Our perfusion device mimics physiological, intra-abdominal conditions by generating slow oscillating pressures paralleling resting respiratory rates in humans. The effects of this device have previously been evaluated in extracorporeally perfused pig livers in in vitro and pre-clinical transplant models. Neuhaus, who developed this perfusion model, showed that oscillating pressure changes interfered reciprocally with portal venous and arterial perfusion flow (an effect that was confirmed in our experiments; data not shown) and significantly improved the homogeneity of liver perfusion.
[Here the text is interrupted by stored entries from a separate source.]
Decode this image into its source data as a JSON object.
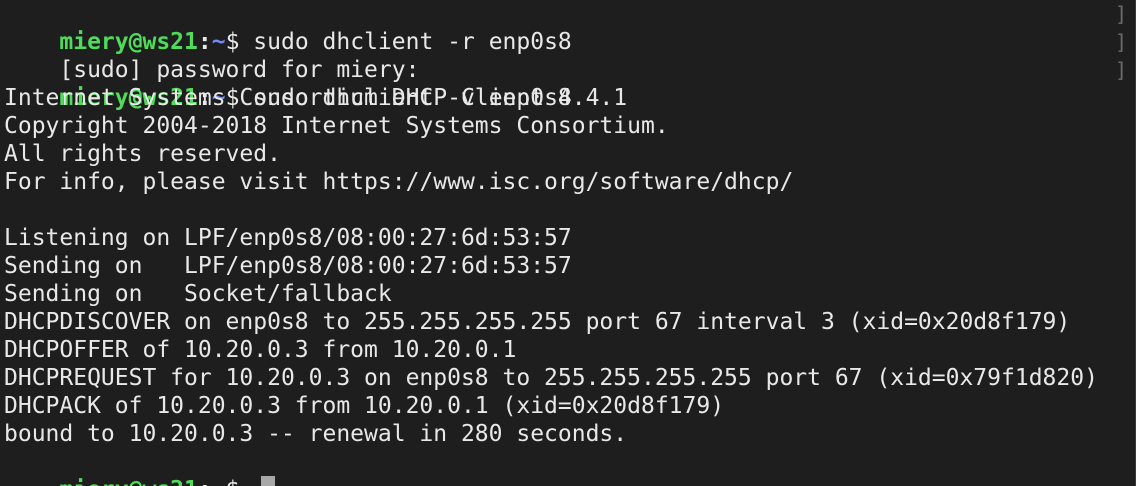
{
  "prompt": {
    "user_host": "miery@ws21",
    "colon": ":",
    "path": "~",
    "symbol": "$ "
  },
  "lines": {
    "l0_cmd": "sudo dhclient -r enp0s8",
    "l1_text": "[sudo] password for miery:",
    "l2_cmd": "sudo dhclient -v enp0s8",
    "l3": "Internet Systems Consortium DHCP Client 4.4.1",
    "l4": "Copyright 2004-2018 Internet Systems Consortium.",
    "l5": "All rights reserved.",
    "l6": "For info, please visit https://www.isc.org/software/dhcp/",
    "l7": "",
    "l8": "Listening on LPF/enp0s8/08:00:27:6d:53:57",
    "l9": "Sending on   LPF/enp0s8/08:00:27:6d:53:57",
    "l10": "Sending on   Socket/fallback",
    "l11": "DHCPDISCOVER on enp0s8 to 255.255.255.255 port 67 interval 3 (xid=0x20d8f179)",
    "l12": "DHCPOFFER of 10.20.0.3 from 10.20.0.1",
    "l13": "DHCPREQUEST for 10.20.0.3 on enp0s8 to 255.255.255.255 port 67 (xid=0x79f1d820)",
    "l14": "DHCPACK of 10.20.0.3 from 10.20.0.1 (xid=0x20d8f179)",
    "l15": "bound to 10.20.0.3 -- renewal in 280 seconds."
  },
  "edge_marks": {
    "right_bracket": "]"
  },
  "colors": {
    "background": "#1e1e1e",
    "foreground": "#e8e8e8",
    "user_host": "#4fdc5b",
    "path": "#6e8cff",
    "cursor": "#a8a8a8"
  }
}
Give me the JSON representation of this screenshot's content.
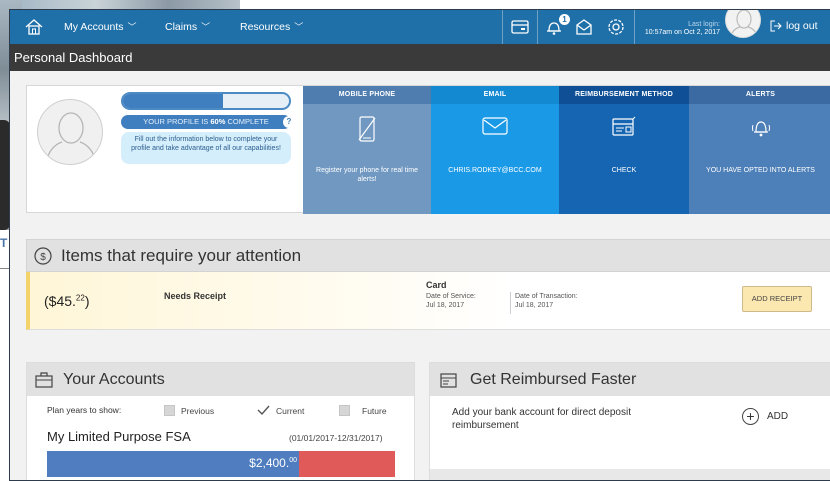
{
  "nav": {
    "my_accounts": "My Accounts",
    "claims": "Claims",
    "resources": "Resources",
    "notification_count": "1",
    "last_login_label": "Last login:",
    "last_login_value": "10:57am on Oct 2, 2017",
    "logout": "log out",
    "icons": [
      "home-icon",
      "card-icon",
      "bell-icon",
      "mail-icon",
      "gear-icon",
      "logout-icon"
    ]
  },
  "page_title": "Personal Dashboard",
  "profile": {
    "completion": 60,
    "status_prefix": "YOUR PROFILE IS ",
    "status_value": "60%",
    "status_suffix": " COMPLETE",
    "hint": "Fill out the information below to complete your profile and take advantage of all our capabilities!"
  },
  "tiles": {
    "phone": {
      "header": "MOBILE PHONE",
      "value": "Register your phone for real time alerts!"
    },
    "email": {
      "header": "EMAIL",
      "value": "CHRIS.RODKEY@BCC.COM"
    },
    "reimbursement": {
      "header": "REIMBURSEMENT METHOD",
      "value": "CHECK"
    },
    "alerts": {
      "header": "ALERTS",
      "value": "YOU HAVE OPTED INTO   ALERTS"
    }
  },
  "attention": {
    "title": "Items that require your attention",
    "items": [
      {
        "amount_main": "($45.",
        "amount_cents": "22",
        "amount_close": ")",
        "status": "Needs Receipt",
        "type": "Card",
        "date_of_service_label": "Date of Service:",
        "date_of_service": "Jul 18, 2017",
        "date_of_transaction_label": "Date of Transaction:",
        "date_of_transaction": "Jul 18, 2017",
        "action": "ADD RECEIPT"
      }
    ]
  },
  "accounts": {
    "title": "Your Accounts",
    "plan_years_label": "Plan years to show:",
    "options": [
      {
        "label": "Previous",
        "checked": false
      },
      {
        "label": "Current",
        "checked": true
      },
      {
        "label": "Future",
        "checked": false
      }
    ],
    "account_name": "My Limited Purpose FSA",
    "account_range": "(01/01/2017-12/31/2017)",
    "balance_main": "$2,400.",
    "balance_cents": "00",
    "balance_fraction": 0.725,
    "colors": {
      "balance": "#4f7dbf",
      "remaining": "#e05a5a"
    }
  },
  "reimburse": {
    "title": "Get Reimbursed Faster",
    "text": "Add your bank account for direct deposit reimbursement",
    "add_label": "ADD"
  }
}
He observed less cell damage and improved functionality in livers perfused for 24 hours under oscillating pressure conditions compared to livers perfused without oscillating pressure. Furthermore, he showed that the application of this device as an extracorporeal liver support improved the survival of hepatectomized pigs. Schoen et al. confirmed these results by using a modified version of the Neuhaus perfusion chamber. In his experiments, livers perfused under oscillating pressure conditions showed less endothelial cell damage compared to cold-stored livers. Furthermore, in an orthotopic transplant model, pigs showed improved survival if livers (warm ischemic time of 1h) were perfused for four consecutive hours under oscillating pressure conditions prior to implantation as compared to four hours of cold storage only. Schoen proposed that his normothermic extracorporeal liver perfusion model could serve as a conservation method for livers of non-heartbeating donors.
Two experimental groups were investigated, and livers were decellularized with (P+) or without (P-) the application of sinusoidal pressure changes to verify whether the application of oscillating pressure conditions improves the effectiveness of pig liver decellularization.
All perfusions were performed using a clinical-scale perfusion device. Depending on the liver size (and weight), perfusion rates via the portal vein ranged from 210 ml/min to 1240 ml/min and from 90 ml/min to 380 ml/min via the hepatic artery. However, the flow rates did not significantly differ in the two experimental groups neither at the beginning of perfusion (at 0 h) nor at the end of the decellularization process (after 6 h of perfusion with detergents). During decellularization, the flow rates slightly increased, although the differences were not significant in any of the groups.
The presented protocol for pig liver decellularization is quick (7 h) and effective. The application of oscillating pressure conditions improves the homogeneity of perfusion and thus the outcome of the decellularization process. The presented decellularized liver matrices could serve as scaffolds for organoid generation on a clinically relevant scale. Furthermore, an adapted version of our perfusion settings may be applied for the decellularization of discarded human livers.